E já se tem decisão judicial (quem sabe uma das primeiras) envolvendo os fundamentos da LGPD. Trata-se da sentença da 13.ª Vara Cível da Comarca de (SP), no Processo N.º 1080233-94.2019.8.26.0100, que condenou uma construtora a pagar indenização ao Autor, que teve seus dados pessoais repassados a terceiros, os quais vieram a assediar, insistentemente, o Autor, para fornecimento de produtos e serviços, tudo decorrente de seu contrato com a Ré, sem que ele tivesse autorizado repasse de seus dados. U trecho da sentença basta para ilustrar o fundamento, que o Juízo aponta como sendo, entre outros de leis paralelas, o art. 2.º da LGPD. Veja-se:
“…É nesse contexto que os dados surgem como bens jurídicos tutelados pela ordem jurídica, porquanto relacionados a diversos outros direitos também fundamentais, conforme o supracitado art. 2º da LGPD.
… No caso em comento, resta devidamente comprovado que o autor foi assediado por diversas empresas pelo fato de ter firmado instrumento contratual com a ré para a aquisição de unidade autônoma em empreendimento imobiliário. Os documentos de fls. 107/146 e 1080/1087 confirmam que recebera o contato de instituições financeiras, consórcios, empresas de arquitetura e de construção e fornecimento de mobiliário planejado pelo fato de ter adquirido imóvel junto à requerida.” (Grifo nosso)
Até o momento da elaboração deste texto o Órgão Regulador a que se refere o artigo 55-A não havia sido instituído. O processo decisório do empresário estará mais bem ancorado a partir da regulação, pois permitirá conhecer a estrutura de fiscalização e ação para observar a eficiência da norma jurídica posta no que diz respeito ao atingimento do objetivo-fim.
Verdadeiras fortunas têm sido investidas pelas grandes e médias empresas para dar atendimento e exigir atendimento segundo a letra fria da lei, antecipando-se na criação de políticas despiciendas e em desacordo com a realidade da empresa e dos dados que precisa tratar e eventos que precisa prevenir quanto ao uso indevido, até porque cada empresa ou cada organização centralizadora de dados tem uma realidade que é só dela.

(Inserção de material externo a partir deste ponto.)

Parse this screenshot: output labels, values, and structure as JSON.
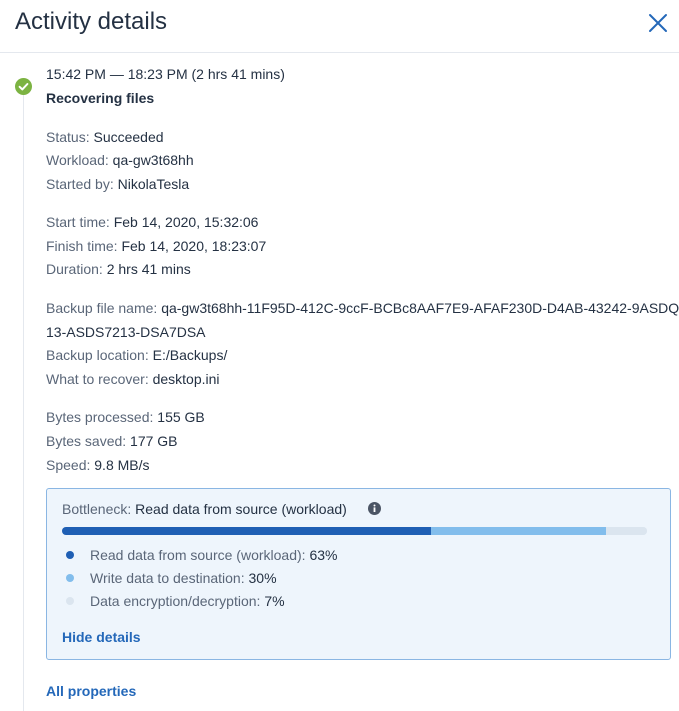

Para o efeito prático, entende-se que três componentes são indispensáveis para o atendimento da LGPD, destacando-se: profissionais de TI para o mapeamento dos dados, profissionais de processamento de dados para a indicação ou criação de softwares segundo o mapeamento realizado pelos primeiros, e substancialmente, o jurídico, diante da necessidade de dar tratamento legal aos dados (dentre eles os conteúdos contratuais da rotina) segundo o grau de risco, explicitando-se o registro do fundamento legal de cada dado a ser tratado, bases legais e princípios envolvidos, pois o enquadramento inadequado trará repercussões importantes e penalidades não desejadas e não contingenciadas pelo radar da gestão tradicional.
O mapeamento adequado e a automação facilitarão as atividades diárias dos responsáveis pela proteção dos dados dos titulares. É a partir do mapeamento que derivam as demais etapas, pois, dentre as primeiras necessidades do diagnóstico, a atenção estará sobre: a identificação dos dados a serem tratados, sistemas de coleta de dados; sistemas que recebem os dados para tratamento; controle dos operadores e dos documentos de monitoramento; criação de processos internos e cadastros de atividades; backups e acessos internos/externos; sistemas de biometria (se existentes); banco de contratos e cláusulas de confidencialidade, não competição, de propriedade intelectual, segredo de fábrica, dentre outras estruturas jurídicas emanadas das atividades econômicas do agente/empresário.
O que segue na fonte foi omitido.